In line with his skeptical method the message he is communicating here is that construction must follow destruction. Gassendi, in his objections to this skeptical strategy asks Descartes in correspondence why he found it necessary to “consider everything as false” including the extreme position of imagining a deceitful God. In reply to this objection Descartes defends himself by an appeal to the authority of “everyone”:

“Can we really be too careful in carrying out a project which everyone agrees should be performed”(Replies 5)

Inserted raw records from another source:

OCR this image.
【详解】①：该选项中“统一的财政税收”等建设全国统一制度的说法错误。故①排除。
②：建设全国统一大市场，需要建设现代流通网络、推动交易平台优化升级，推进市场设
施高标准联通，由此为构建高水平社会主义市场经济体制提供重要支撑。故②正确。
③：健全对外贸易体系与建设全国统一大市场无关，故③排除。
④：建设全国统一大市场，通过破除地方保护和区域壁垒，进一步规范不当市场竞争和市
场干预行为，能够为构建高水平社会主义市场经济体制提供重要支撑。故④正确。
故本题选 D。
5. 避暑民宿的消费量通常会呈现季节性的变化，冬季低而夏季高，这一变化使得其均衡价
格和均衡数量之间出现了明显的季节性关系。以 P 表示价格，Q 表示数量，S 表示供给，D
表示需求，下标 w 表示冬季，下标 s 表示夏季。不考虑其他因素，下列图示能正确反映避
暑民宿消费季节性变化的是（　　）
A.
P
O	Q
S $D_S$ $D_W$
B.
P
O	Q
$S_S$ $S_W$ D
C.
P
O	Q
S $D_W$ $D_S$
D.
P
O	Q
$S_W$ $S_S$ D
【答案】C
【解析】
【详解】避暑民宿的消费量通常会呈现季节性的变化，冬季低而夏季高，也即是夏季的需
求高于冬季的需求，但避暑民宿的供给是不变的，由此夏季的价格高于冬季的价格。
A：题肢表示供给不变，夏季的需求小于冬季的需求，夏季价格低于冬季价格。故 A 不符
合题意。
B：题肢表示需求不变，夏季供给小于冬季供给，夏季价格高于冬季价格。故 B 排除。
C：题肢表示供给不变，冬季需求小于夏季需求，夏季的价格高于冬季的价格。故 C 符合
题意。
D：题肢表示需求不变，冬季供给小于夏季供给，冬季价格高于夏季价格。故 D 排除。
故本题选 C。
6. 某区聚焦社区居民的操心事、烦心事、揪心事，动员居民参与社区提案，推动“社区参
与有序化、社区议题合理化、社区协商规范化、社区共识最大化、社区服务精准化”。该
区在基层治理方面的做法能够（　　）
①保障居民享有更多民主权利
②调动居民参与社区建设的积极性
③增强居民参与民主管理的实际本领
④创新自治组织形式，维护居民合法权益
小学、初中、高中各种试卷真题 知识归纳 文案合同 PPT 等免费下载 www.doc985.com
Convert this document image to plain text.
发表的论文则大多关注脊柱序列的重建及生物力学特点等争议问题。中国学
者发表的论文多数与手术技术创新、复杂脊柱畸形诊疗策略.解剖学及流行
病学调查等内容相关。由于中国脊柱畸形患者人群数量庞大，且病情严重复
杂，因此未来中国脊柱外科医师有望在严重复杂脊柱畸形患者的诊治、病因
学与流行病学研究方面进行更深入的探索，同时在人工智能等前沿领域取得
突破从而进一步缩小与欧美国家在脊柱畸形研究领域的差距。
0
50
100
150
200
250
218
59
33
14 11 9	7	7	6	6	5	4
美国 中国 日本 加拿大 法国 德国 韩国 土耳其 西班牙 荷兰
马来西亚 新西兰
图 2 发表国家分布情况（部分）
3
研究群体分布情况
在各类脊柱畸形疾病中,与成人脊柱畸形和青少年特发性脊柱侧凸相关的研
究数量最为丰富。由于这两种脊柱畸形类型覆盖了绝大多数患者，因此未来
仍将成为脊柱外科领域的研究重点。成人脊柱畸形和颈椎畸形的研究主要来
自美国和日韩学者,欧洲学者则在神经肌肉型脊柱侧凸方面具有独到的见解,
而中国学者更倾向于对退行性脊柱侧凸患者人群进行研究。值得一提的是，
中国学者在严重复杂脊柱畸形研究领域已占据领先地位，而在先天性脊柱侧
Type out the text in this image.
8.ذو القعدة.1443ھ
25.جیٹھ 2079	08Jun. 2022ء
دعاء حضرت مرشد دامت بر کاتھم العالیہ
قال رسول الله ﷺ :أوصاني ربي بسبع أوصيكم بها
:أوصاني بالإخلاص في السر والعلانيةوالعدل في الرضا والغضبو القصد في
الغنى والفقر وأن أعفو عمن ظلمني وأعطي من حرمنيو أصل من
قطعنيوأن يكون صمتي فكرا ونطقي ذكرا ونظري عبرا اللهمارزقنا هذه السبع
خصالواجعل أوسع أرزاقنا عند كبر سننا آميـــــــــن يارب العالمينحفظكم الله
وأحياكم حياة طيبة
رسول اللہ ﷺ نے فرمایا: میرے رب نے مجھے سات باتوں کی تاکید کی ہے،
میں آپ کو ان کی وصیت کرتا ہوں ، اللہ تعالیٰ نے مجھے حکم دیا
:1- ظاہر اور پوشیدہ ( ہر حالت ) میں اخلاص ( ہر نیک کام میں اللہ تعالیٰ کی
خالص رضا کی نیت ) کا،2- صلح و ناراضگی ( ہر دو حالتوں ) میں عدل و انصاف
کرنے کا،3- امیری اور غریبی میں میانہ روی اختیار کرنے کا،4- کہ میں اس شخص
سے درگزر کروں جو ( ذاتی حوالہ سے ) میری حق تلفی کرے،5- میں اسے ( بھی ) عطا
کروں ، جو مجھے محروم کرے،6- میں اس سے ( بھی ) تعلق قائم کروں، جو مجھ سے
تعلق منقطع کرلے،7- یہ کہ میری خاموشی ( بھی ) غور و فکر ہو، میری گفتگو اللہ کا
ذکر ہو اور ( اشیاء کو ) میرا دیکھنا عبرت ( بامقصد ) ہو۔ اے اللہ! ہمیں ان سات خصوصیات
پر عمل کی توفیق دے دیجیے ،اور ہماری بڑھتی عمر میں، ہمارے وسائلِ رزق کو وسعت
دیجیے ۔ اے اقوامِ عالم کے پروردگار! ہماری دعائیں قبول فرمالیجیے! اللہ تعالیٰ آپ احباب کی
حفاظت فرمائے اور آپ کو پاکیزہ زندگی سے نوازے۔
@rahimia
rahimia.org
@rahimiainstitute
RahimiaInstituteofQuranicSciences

A reference to the anti-authoritarian atmosphere of the times perhaps. In the course of the ensuing construction we are persuaded to regard the knowledge of ourselves as more certain than our knowledge of what is happening when a piece of wax is melted by a fire. According to Descartes my awareness of myself is more clear and distinct for the simple reason that when I think something(even when the thought is false) it is not possible that the being that is doing the thinking can fail to exist. Here thinking is the very essence, form, or principle of the mind and this position is very similar to that we find in Aristotle’s reflections on this issue. Thinking is the a priori form of the mind. Descartes the rationalist is also anticipating the rationalism of Kant, at least insofar as this aspect of his metaphysics is concerned. Kant, however, saw it as part of his philosophical mission to find a position that could unite both empiricism and rationalism: a position that would enable us to characterize the importance of Ethics, Aesthetics, and Religion in a systematic account of man and his communities.

Perhaps the final test one should apply to the Philosophy of Descartes is whether it has in any sense advanced the understanding of Philosophy over the millennia since the work of Aristotle. Perhaps a Kantian conception of Philosophy can assist us in answering this question. Kant claims that Philosophy ought to provide us with answers to the following four questions: “What can I know?”, “What ought I to do?”, “What can I hope for?” and “What is man?”. Now whilst some aspects of Cartesian thought provide us with some kind of answer to the first question there is some doubt as to whether there are answers to the other three questions which are superior to the answers we find in Aristotle.